Now back to reality. We are in 2021 (at time of writing) and lots of places in our country (Portugal) don't have access to optical fiber network and where a significant part of the ISP provide very low and unstable internet access. Another question. Can 5G help here? Maybe I'm wrong but I'm skeptical here as well. And this is the reason.
Cell towers with lower broadband capacity also put lower pressure on the underlying network infrastructure. This means that they consume a factor K of the underlying network capacity
When we increase the broadband capacity of the antennas we are also, by consequence, putting theoretically more pressure in the underlying infrastructure. I say theoretically because more availability does not imply immediately more usage. However have good reasons if bigger data transfers will be available people will find creative ways of using it.
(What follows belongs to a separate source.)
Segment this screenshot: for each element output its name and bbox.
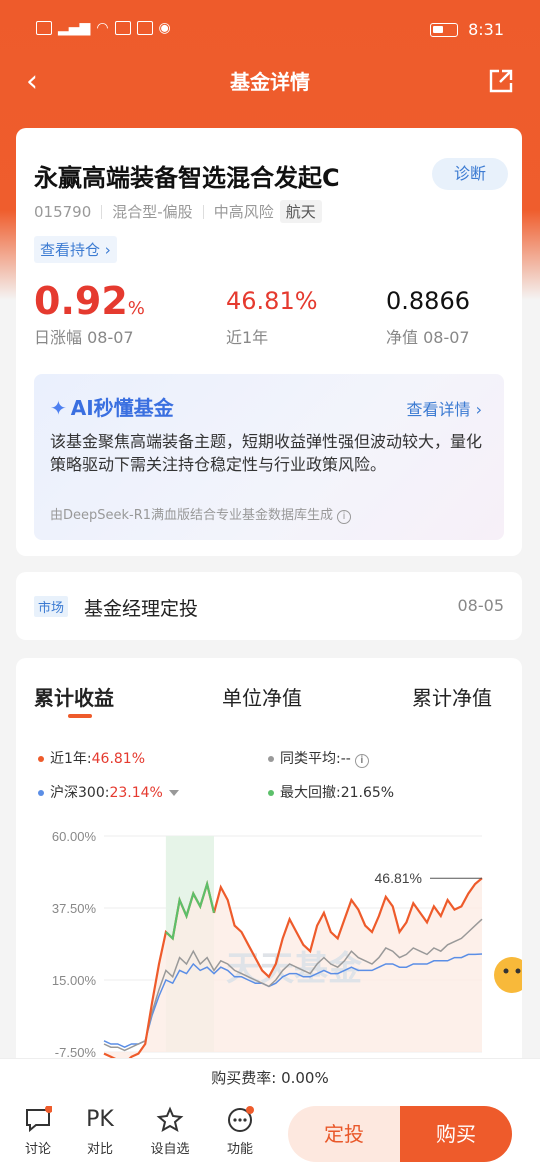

This leads to another interesting point. Generalized internet connection access can actually become worse if the investment in the underlying infrastructure does not follow the increase of adoption and use of high data transfer rates by people using 5G solutions. This in turn leads to the increase of, yet, another issue. The fairness of internet access. Currently due to market incentives people don't have an equal and fair access to internet. Those close to the big cities will have usually better internet connection than those in small ones. The reason is because there is simply no financial interest in invest in small areas. They do however concur in terms of network infrastructure. Which means that without proper planning and oversight from regulatory entities the problem of fairness and equal access opportunity can became even more present. Actually this is not only a theoretical issue. While european ftth coverage looks in the right path we also know that some of these metrics can be misleading due some number engineering made by the ISPs. For instance some geographical areas report optic fiber coverage but then the connections into the households are not being done. 5G and FTTH are indeed two distinct problems and we should make an effort to avoid mixing the problems of each other. They are, however, correlated. Both end up being used as a mean to connect people through internet.
The choosen topology, driven by the investments done, will impose a set of tradeoffs. These tradeoffs are what is being discussed here. I argue that most of the investment should be done towards the use of optical fiber networks and 5G should be a very secondary way of increasing broadband where it makes sense. 5G should not be a global primary strategy as an infrastructure solution to connect people through the internet. This role should be done by optic fiber technology and that should be the main focus.
While some may think this to be a non issue, the possibility for bad tradeoff choices can be a reality, as highlighted in this huawei article
Given the cost of FTTH deployment in rural areas, we understand that some operators might be tempted by alternative broadband technologies like Fixed Wireless Access (FWA) or satellite, which can be faster and cheaper to deploy. However, neither FWA nor satellite can match the performance of full fibre networks. We also see the risk that what could be considered as a tempting temporary solution ends up being long-term infrastructure, creating a new digital divide between some rural areas and the rest of a given territory that benefits from full fibre connectivity. The slow and complex delivery of permits as well as the amount of red tape are familiar hurdles for all operators rolling out fibre. It seems that the situation is improving: The new Broadband Cost Reduction Directive will address these issues and hopefully overcome these obstacles.
Here FWA mean, in practical terms, 4g/5g wireless technology.